Annoying. Just typed a long comment and it got deleted. Anyways...the gist of it was that I think it's great that you're going back to school. I toyed with going back to school for nursing for awhile but ultimately decided against it. Library Science would be very interesting as well. Someday I might go back and finish a DMA (kinda depends on if my throat stuff ever resolves). Anyways, I think it's great to have career options and to do something you love. I'm looking forward to using my degrees more as my kids get older. Good luck to you with your coursework!
I have always been grateful that I have a degree, and that it is a pretty kid-friendly one (elementary education) so if I had to get a job, the hours would mostly be while my girls were in school (once they get that old, anyway). I still get nervous thinking of all the things that could happen to Devin and terrified that I would actually have to figure out how to make it work, but knowing that I do have the degree helps. When Devin rides his bike to work I always tell him, "try not to get hit by a car." But I've also been thinking about going back to school to get another degree (we get free credits because Devin is a professor, so why not?!)
Good luck, and have fun, and I hope you enjoy it!!
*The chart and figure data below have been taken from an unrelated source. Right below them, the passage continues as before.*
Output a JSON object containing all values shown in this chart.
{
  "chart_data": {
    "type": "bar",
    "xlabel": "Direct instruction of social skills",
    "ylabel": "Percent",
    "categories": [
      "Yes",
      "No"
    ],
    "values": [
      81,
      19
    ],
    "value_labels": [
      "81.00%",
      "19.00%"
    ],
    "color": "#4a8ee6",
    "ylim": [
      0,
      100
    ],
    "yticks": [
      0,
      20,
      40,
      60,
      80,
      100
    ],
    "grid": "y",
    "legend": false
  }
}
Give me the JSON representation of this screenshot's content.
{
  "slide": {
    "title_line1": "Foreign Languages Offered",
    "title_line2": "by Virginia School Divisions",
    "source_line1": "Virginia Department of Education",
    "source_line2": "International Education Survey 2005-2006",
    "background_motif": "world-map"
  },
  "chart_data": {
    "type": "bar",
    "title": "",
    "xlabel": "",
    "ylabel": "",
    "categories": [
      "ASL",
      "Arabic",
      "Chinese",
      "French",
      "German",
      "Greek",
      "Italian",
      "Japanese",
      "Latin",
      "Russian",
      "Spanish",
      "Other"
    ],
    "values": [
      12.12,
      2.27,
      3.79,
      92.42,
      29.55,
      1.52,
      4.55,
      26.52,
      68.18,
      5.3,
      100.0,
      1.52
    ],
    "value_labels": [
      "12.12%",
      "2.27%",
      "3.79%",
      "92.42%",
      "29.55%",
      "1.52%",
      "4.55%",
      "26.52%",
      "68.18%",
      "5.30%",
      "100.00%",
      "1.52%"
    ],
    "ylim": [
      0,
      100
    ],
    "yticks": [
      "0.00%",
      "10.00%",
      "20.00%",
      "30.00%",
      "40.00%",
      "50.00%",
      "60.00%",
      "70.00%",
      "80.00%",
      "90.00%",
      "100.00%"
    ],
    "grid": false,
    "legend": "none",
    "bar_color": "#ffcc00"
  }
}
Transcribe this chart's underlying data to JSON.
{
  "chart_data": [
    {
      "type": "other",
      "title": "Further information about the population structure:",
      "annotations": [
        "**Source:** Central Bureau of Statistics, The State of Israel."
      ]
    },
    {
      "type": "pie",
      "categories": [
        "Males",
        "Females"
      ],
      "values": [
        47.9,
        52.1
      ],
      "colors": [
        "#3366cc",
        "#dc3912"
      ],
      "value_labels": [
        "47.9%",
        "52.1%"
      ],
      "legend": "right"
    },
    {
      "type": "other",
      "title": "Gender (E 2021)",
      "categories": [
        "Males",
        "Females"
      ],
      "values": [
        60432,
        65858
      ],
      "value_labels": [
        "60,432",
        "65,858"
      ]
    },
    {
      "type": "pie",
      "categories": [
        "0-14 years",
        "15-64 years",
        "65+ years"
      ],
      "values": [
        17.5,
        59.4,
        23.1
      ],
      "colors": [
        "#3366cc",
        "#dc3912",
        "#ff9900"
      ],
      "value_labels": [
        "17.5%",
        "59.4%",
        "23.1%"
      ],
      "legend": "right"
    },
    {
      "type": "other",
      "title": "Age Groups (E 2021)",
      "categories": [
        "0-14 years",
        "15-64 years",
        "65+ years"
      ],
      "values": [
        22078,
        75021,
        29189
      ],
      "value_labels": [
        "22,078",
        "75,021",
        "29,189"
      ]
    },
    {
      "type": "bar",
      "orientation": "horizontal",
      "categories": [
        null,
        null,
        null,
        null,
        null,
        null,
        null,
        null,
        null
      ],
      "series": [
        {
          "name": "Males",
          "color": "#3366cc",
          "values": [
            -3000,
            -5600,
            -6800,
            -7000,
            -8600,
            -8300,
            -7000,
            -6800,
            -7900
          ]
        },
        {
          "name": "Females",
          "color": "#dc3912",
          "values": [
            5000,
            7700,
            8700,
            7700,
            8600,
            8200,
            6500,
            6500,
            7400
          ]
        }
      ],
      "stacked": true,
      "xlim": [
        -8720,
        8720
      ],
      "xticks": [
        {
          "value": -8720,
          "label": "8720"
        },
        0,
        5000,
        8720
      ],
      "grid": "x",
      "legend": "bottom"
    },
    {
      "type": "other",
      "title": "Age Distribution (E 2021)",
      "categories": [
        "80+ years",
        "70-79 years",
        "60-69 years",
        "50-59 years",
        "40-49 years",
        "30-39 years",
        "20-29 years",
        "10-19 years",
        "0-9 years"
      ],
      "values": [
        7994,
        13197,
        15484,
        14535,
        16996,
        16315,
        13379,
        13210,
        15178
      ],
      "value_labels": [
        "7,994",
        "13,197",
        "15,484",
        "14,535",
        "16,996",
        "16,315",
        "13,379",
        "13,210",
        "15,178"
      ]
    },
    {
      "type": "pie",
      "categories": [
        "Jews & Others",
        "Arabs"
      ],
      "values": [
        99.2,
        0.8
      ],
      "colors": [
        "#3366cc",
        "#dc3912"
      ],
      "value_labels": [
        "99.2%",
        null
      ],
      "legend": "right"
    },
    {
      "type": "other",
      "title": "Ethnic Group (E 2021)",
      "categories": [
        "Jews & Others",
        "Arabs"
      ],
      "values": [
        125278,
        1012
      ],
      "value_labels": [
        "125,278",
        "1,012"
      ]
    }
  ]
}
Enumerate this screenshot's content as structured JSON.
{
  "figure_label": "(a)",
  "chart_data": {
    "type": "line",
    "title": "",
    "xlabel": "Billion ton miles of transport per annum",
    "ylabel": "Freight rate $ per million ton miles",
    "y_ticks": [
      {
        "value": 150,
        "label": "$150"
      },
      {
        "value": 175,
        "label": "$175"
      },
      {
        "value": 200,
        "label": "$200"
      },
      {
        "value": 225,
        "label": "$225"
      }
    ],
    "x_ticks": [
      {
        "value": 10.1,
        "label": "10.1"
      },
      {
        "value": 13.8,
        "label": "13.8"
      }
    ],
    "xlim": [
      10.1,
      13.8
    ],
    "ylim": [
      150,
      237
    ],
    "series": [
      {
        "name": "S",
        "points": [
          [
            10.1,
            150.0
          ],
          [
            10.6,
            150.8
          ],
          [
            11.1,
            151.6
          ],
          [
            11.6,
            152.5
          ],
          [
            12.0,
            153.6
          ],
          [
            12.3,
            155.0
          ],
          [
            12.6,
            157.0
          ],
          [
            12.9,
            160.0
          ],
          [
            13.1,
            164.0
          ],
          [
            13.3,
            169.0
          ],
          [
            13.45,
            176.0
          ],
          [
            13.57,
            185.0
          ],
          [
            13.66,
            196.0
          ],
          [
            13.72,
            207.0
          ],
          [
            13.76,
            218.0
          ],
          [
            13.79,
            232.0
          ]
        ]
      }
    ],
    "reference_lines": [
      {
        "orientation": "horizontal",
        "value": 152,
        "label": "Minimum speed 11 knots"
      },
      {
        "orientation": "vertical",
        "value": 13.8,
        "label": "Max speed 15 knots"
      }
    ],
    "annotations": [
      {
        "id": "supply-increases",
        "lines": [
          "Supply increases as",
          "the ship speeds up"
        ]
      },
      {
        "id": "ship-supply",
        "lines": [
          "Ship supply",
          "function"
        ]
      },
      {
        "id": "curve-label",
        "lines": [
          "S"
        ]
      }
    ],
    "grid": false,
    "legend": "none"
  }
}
I don't think it is pessimistic at all to plan for the worst. I think it is a smart thing to have a workable degree. You never know what life will throw at you. I've thought of going back, as we've discussed. I just don't know in what. Not in clarinet, and probably not as a band director. I don't think I would be happy teaching at a junior high or high school. Right now we're focused on getting Mike finished, and maybe some time after I can go back to school. Good luck and have fun!
Oh, best of luck! One of these days when I'm not so exhausted (I don't think Benjamin is ever going to sleep through the night; ever) I might brave those same waters. But today is not that day, so I'll just live vicariously through you! :D
This is awesome. Good for you for looking ahead to the future and trying to plan for any contingency. Plus, school is fun, and you'll probably really enjoy it!! Good luck!!!